BPOM Lakukan Sosialisasi Bahaya BPA dalam AMDK Kepada Konsumen
Terbaru

BPOM Lakukan Sosialisasi Bahaya BPA dalam AMDK Kepada Konsumen

Sambil menunggu peraturan pelabelan berproses, BPOM terus melakukan sosialisasi untuk menjelaskan ke masyarakat bahwa BPA memang sudah menjadi perhatian terkait masalah kesehatan.

Oleh:
Fitri Novia Heriani
Bacaan 3 Menit
BPOM Lakukan Sosialisasi Bahaya BPA dalam AMDK Kepada Konsumen
Hukumonline

Bahan Bisphenol A (BPA) yang terkandung pada kemasan Air Minum Dalam Kemasan (AMDK) merupakan bahan yang membahayakan bagi kesehatan masyarakat. Guna melindungi konsumen, Badan Pengawas Obat dan Makanan (BPOM) merancang regulasi yang mewajibkan pelaku usaha untuk mencantumkan label galon bebas BPA.

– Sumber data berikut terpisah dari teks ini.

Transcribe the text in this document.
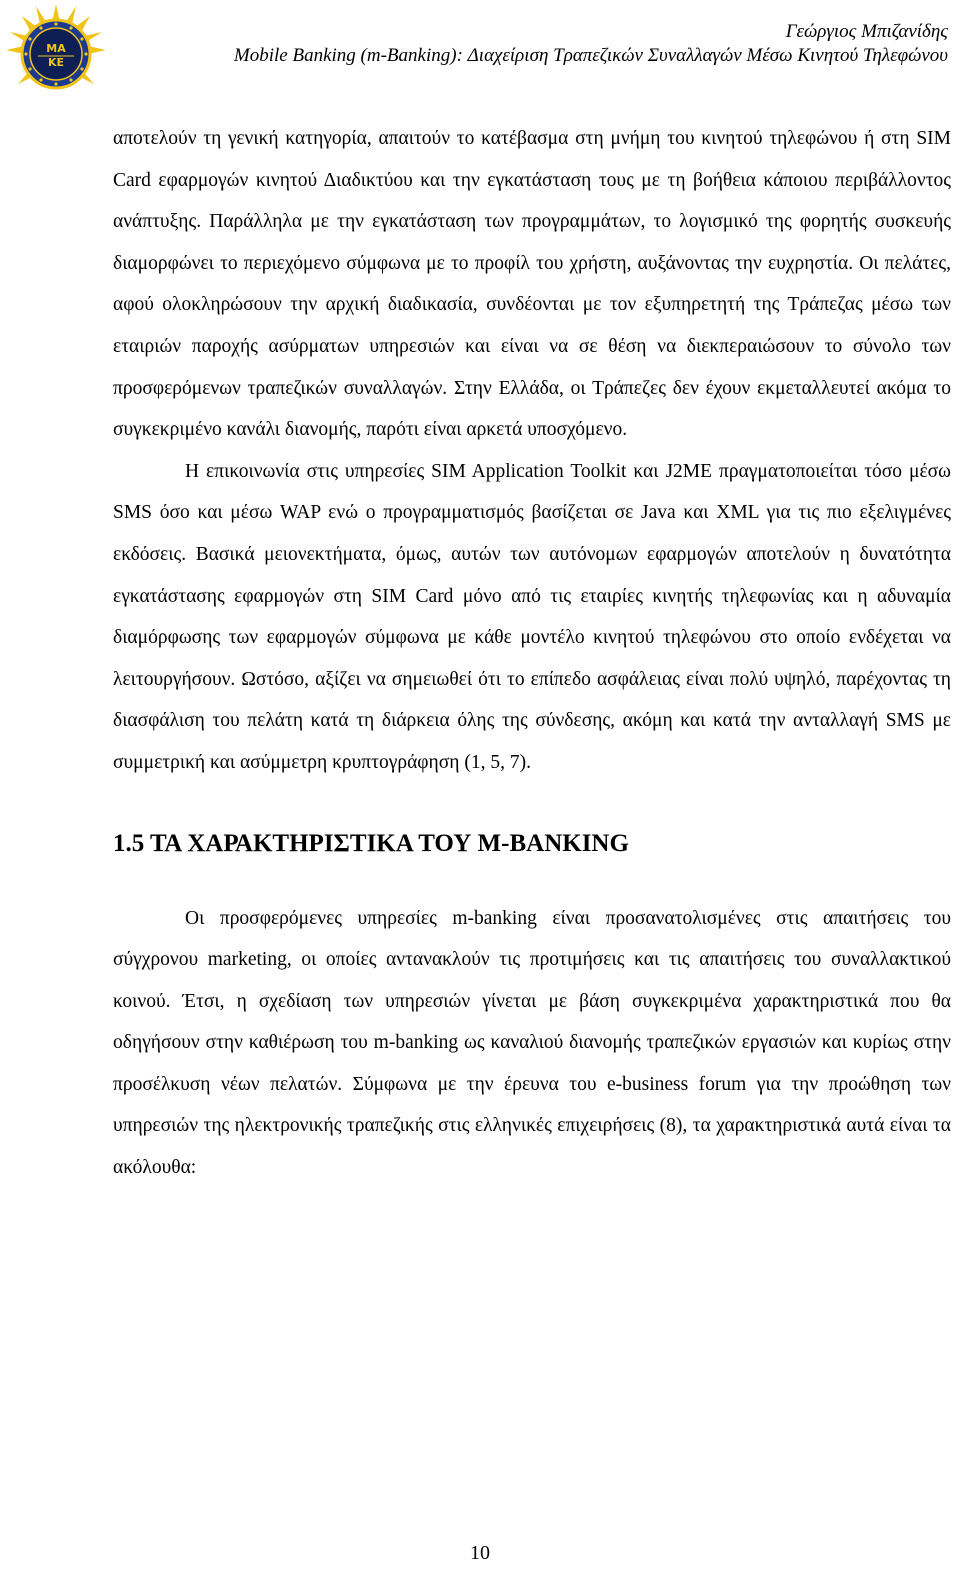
ΜΑ
ΚΕ
Γεώργιος Μπιζανίδης
Mobile Banking (m-Banking): Διαχείριση Τραπεζικών Συναλλαγών Μέσω Κινητού Τηλεφώνου

αποτελούν τη γενική κατηγορία, απαιτούν το κατέβασμα στη μνήμη του κινητού τηλεφώνου ή στη SIM Card εφαρμογών κινητού Διαδικτύου και την εγκατάσταση τους με τη βοήθεια κάποιου περιβάλλοντος ανάπτυξης. Παράλληλα με την εγκατάσταση των προγραμμάτων, το λογισμικό της φορητής συσκευής διαμορφώνει το περιεχόμενο σύμφωνα με το προφίλ του χρήστη, αυξάνοντας την ευχρηστία. Οι πελάτες, αφού ολοκληρώσουν την αρχική διαδικασία, συνδέονται με τον εξυπηρετητή της Τράπεζας μέσω των εταιριών παροχής ασύρματων υπηρεσιών και είναι να σε θέση να διεκπεραιώσουν το σύνολο των προσφερόμενων τραπεζικών συναλλαγών. Στην Ελλάδα, οι Τράπεζες δεν έχουν εκμεταλλευτεί ακόμα το συγκεκριμένο κανάλι διανομής, παρότι είναι αρκετά υποσχόμενο.

Η επικοινωνία στις υπηρεσίες SIM Application Toolkit και J2ME πραγματοποιείται τόσο μέσω SMS όσο και μέσω WAP ενώ ο προγραμματισμός βασίζεται σε Java και XML για τις πιο εξελιγμένες εκδόσεις. Βασικά μειονεκτήματα, όμως, αυτών των αυτόνομων εφαρμογών αποτελούν η δυνατότητα εγκατάστασης εφαρμογών στη SIM Card μόνο από τις εταιρίες κινητής τηλεφωνίας και η αδυναμία διαμόρφωσης των εφαρμογών σύμφωνα με κάθε μοντέλο κινητού τηλεφώνου στο οποίο ενδέχεται να λειτουργήσουν. Ωστόσο, αξίζει να σημειωθεί ότι το επίπεδο ασφάλειας είναι πολύ υψηλό, παρέχοντας τη διασφάλιση του πελάτη κατά τη διάρκεια όλης της σύνδεσης, ακόμη και κατά την ανταλλαγή SMS με συμμετρική και ασύμμετρη κρυπτογράφηση (1, 5, 7).

1.5 ΤΑ ΧΑΡΑΚΤΗΡΙΣΤΙΚΑ ΤΟΥ M-BANKING

Οι προσφερόμενες υπηρεσίες m-banking είναι προσανατολισμένες στις απαιτήσεις του σύγχρονου marketing, οι οποίες αντανακλούν τις προτιμήσεις και τις απαιτήσεις του συναλλακτικού κοινού. Έτσι, η σχεδίαση των υπηρεσιών γίνεται με βάση συγκεκριμένα χαρακτηριστικά που θα οδηγήσουν στην καθιέρωση του m-banking ως καναλιού διανομής τραπεζικών εργασιών και κυρίως στην προσέλκυση νέων πελατών. Σύμφωνα με την έρευνα του e-business forum για την προώθηση των υπηρεσιών της ηλεκτρονικής τραπεζικής στις ελληνικές επιχειρήσεις (8), τα χαρακτηριστικά αυτά είναι τα ακόλουθα:

10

Meski rancangan regulasi ini mendapat penolakan dari pelaku usaha, namun BPOM dan beberapa pakar dan organisasi lingkungan terus melakukan sosialisasi bahaya BPA dalam AMDK.  Sejumlah aktivis yang resah melihat perlawanan untuk menjegal regulasi pelabelan BPOM, kemudian bergerak membangun kampanye ‘Gerakan Percepatan Labelisasi BPA Kemasan AMDK’. Gerakan ini dimotori organisasi lingkungan seperti Net Zero Waste Management Consortium, Jejak Sampah, Komite Penghapusan Bensin Bertimbel (KPBB) dan Koalisi Pejalan Kaki.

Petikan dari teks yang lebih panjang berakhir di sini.